The cold, flat line between what’s virtual and real is more apparent in Derrick Woodham’s DAAP in ActiveWorlds installation. Woodham, retired from UC, introduced the interactive sculpture park at the school in 1996. While it’s a fine online tool for students and artists worldwide to test and share models, it feels like a Sims game and not a substitute for, say, Pyramid Hill. I prefer Woodham’s realized works in the Weston’s upper gallery.

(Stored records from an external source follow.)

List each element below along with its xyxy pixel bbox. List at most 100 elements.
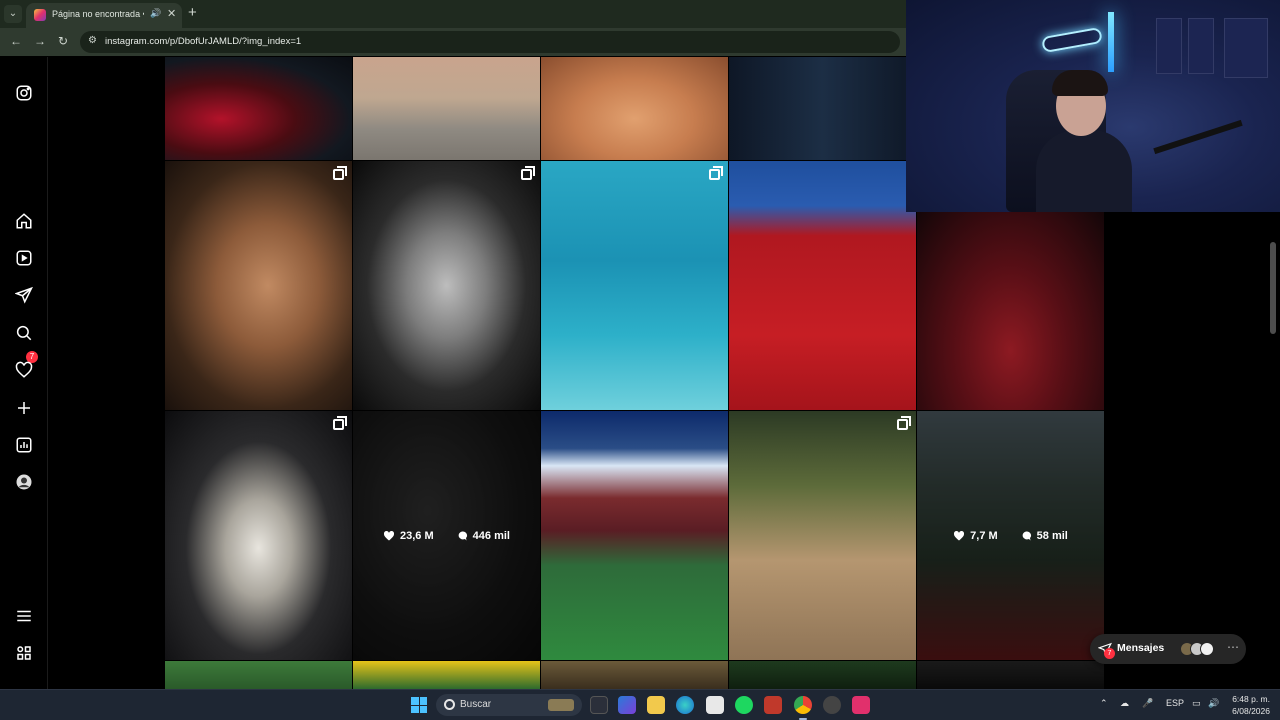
- carousel-icon: [897, 416, 911, 430]
- wall-poster: [1156, 18, 1182, 74]
- clock-date: 6/08/2026: [1232, 706, 1270, 716]
- search-highlight-image: [548, 699, 574, 711]
- comments-stat: 58 mil: [1020, 530, 1068, 542]
- obs-icon[interactable]: [823, 696, 841, 714]
- messages-button[interactable]: 7 Mensajes ⋯: [1090, 634, 1246, 664]
- neon-sign: [1041, 26, 1103, 54]
- profile-avatar[interactable]: [14, 472, 34, 492]
- post-stats-overlay: 7,7 M 58 mil: [917, 411, 1104, 660]
- home-icon[interactable]: [14, 211, 34, 231]
- instagram-logo-icon[interactable]: [14, 83, 34, 103]
- more-menu-icon[interactable]: [14, 606, 34, 626]
- tab-audio-icon[interactable]: 🔊: [150, 8, 161, 19]
- post-tile[interactable]: [541, 411, 728, 660]
- wall-poster: [1188, 18, 1214, 74]
- spotify-icon[interactable]: [735, 696, 753, 714]
- task-view-icon[interactable]: [590, 696, 608, 714]
- post-tile[interactable]: [917, 211, 1104, 410]
- comments-stat: 446 mil: [456, 530, 510, 542]
- tiktok-icon[interactable]: [852, 696, 870, 714]
- dashboard-icon[interactable]: [14, 435, 34, 455]
- address-toolbar: ← → ↻ ⚙ instagram.com/p/DbofUrJAMLD/?img…: [0, 28, 906, 56]
- browser-tab[interactable]: Página no encontrada • Insta 🔊 ✕: [26, 3, 182, 28]
- likes-count: 23,6 M: [400, 529, 434, 542]
- tab-title: Página no encontrada • Insta: [52, 9, 144, 19]
- forward-arrow-icon[interactable]: →: [34, 34, 46, 48]
- search-icon: [444, 699, 455, 710]
- heart-filled-icon: [383, 530, 395, 540]
- network-icon[interactable]: ▭: [1192, 698, 1201, 709]
- post-tile[interactable]: [353, 661, 540, 689]
- heart-icon[interactable]: [14, 360, 34, 380]
- avatar: [1200, 642, 1214, 656]
- post-tile[interactable]: [353, 57, 540, 160]
- post-tile[interactable]: [353, 161, 540, 410]
- heart-filled-icon: [954, 530, 965, 540]
- post-tile[interactable]: [729, 661, 916, 689]
- post-tile-hover[interactable]: 7,7 M 58 mil: [917, 411, 1104, 660]
- led-light-bar: [1108, 12, 1114, 72]
- new-tab-button[interactable]: +: [188, 4, 197, 21]
- post-tile[interactable]: [729, 161, 916, 410]
- site-info-icon[interactable]: ⚙: [88, 35, 97, 46]
- windows-taskbar: Buscar ⌃ ☁ 🎤 ESP ▭ 🔊 6:48 p. m. 6/08/202…: [0, 689, 1280, 720]
- microphone-icon[interactable]: 🎤: [1142, 698, 1153, 709]
- comments-count: 446 mil: [472, 529, 510, 542]
- likes-stat: 7,7 M: [953, 530, 998, 542]
- likes-stat: 23,6 M: [383, 530, 434, 542]
- back-arrow-icon[interactable]: ←: [10, 34, 22, 48]
- system-clock[interactable]: 6:48 p. m. 6/08/2026: [1226, 693, 1270, 717]
- create-plus-icon[interactable]: [14, 398, 34, 418]
- messages-send-icon[interactable]: [14, 285, 34, 305]
- omnibox[interactable]: ⚙ instagram.com/p/DbofUrJAMLD/?img_index…: [80, 31, 900, 53]
- comments-count: 58 mil: [1036, 529, 1068, 542]
- post-tile[interactable]: [541, 161, 728, 410]
- edge-icon[interactable]: [676, 696, 694, 714]
- likes-count: 7,7 M: [970, 529, 998, 542]
- wall-poster: [1224, 18, 1268, 78]
- chrome-icon[interactable]: [794, 696, 812, 714]
- post-tile[interactable]: [729, 57, 916, 160]
- tray-chevron-icon[interactable]: ⌃: [1100, 698, 1108, 709]
- messages-label: Mensajes: [1117, 642, 1165, 654]
- instagram-favicon-icon: [34, 9, 46, 21]
- post-tile[interactable]: [541, 661, 728, 689]
- copilot-icon[interactable]: [618, 696, 636, 714]
- windows-start-icon[interactable]: [411, 697, 427, 713]
- clock-time: 6:48 p. m.: [1232, 694, 1270, 704]
- tab-search-chevron-icon[interactable]: ⌄: [4, 5, 22, 23]
- post-tile-hover[interactable]: 23,6 M 446 mil: [353, 411, 540, 660]
- post-tile[interactable]: [165, 661, 352, 689]
- carousel-icon: [333, 416, 347, 430]
- tab-close-icon[interactable]: ✕: [167, 7, 176, 20]
- reels-icon[interactable]: [14, 248, 34, 268]
- scrollbar-thumb[interactable]: [1270, 242, 1276, 334]
- reload-icon[interactable]: ↻: [58, 34, 68, 48]
- volume-icon[interactable]: 🔊: [1208, 698, 1219, 709]
- messages-badge: 7: [1104, 648, 1115, 659]
- also-from-meta-icon[interactable]: [14, 643, 34, 663]
- microsoft-store-icon[interactable]: [706, 696, 724, 714]
- page-scrollbar[interactable]: [1270, 212, 1276, 690]
- post-tile[interactable]: [917, 661, 1104, 689]
- tray-cloud-icon[interactable]: ☁: [1120, 698, 1129, 709]
- carousel-icon: [709, 166, 723, 180]
- post-tile[interactable]: [165, 161, 352, 410]
- taskbar-search[interactable]: Buscar: [436, 694, 582, 716]
- search-icon[interactable]: [14, 323, 34, 343]
- post-tile[interactable]: [729, 411, 916, 660]
- streamer: [1036, 70, 1132, 212]
- language-indicator[interactable]: ESP: [1166, 698, 1184, 708]
- url-text[interactable]: instagram.com/p/DbofUrJAMLD/?img_index=1: [105, 36, 301, 47]
- taskbar-search-placeholder: Buscar: [460, 699, 492, 710]
- more-dots-icon[interactable]: ⋯: [1227, 640, 1239, 654]
- post-tile[interactable]: [541, 57, 728, 160]
- file-explorer-icon[interactable]: [647, 696, 665, 714]
- post-tile[interactable]: [165, 57, 352, 160]
- microphone-arm: [1153, 119, 1243, 155]
- voice-app-icon[interactable]: [764, 696, 782, 714]
- messages-avatars: [1180, 642, 1214, 656]
- comment-bubble-icon: [458, 530, 467, 540]
- post-tile[interactable]: [165, 411, 352, 660]
- instagram-nav-rail: 7: [0, 57, 48, 689]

“Fields,” a foot-high, 36-by-21-foot sculpture of blue, magenta, green, orange and yellow aluminum tubing, resembles a pile of pick-up sticks, except for the clean, precise pattern of parallelograms. This installment is the work’s fourth different arrangement, and, thanks to computer software, “it can evolve further,” Woodham points out.
The 9-foot-wide wall sculptures “Moiré Fan” and “Moiré Pentagon” are each made of six layers of painted pine slats rotated a set number of degrees. The fan was first installed in the digital DAAP park. With their clean lines and shadows, the white sculptures look like something from Ikea, except you’d never be able to assemble them so precisely yourself.
Of course art came first for Woodham, and the computer second. But now, he says, he’s achieved “the ideal — using a computer to create sculpture.” Even better, he half-jokes, real sculpture deteriorates, but in the digital world, screen resolutions keep improving.
Duesing, an Emmy-winner who taught at UC and now is at Carnegie Mellon, also has been able to refine his art with technology. Examples of his earlier, hand-drawn animation are on display in addition to End of Code, which uses motion capture.
While I loved the seamless flow of scenery and characters, I was more drawn to End of Code’s story about competing camps trying to control traffic lights and instead creating chaos.
“The mundane is the most important part of the code, and you left it out,” Mr. Petunia tells Aerien and Ham.As successful as Duesing has been thanks to computer software, I think he’s trying to remind us that there’s another world beyond the monitor. It’s good to see that these four artists received the message.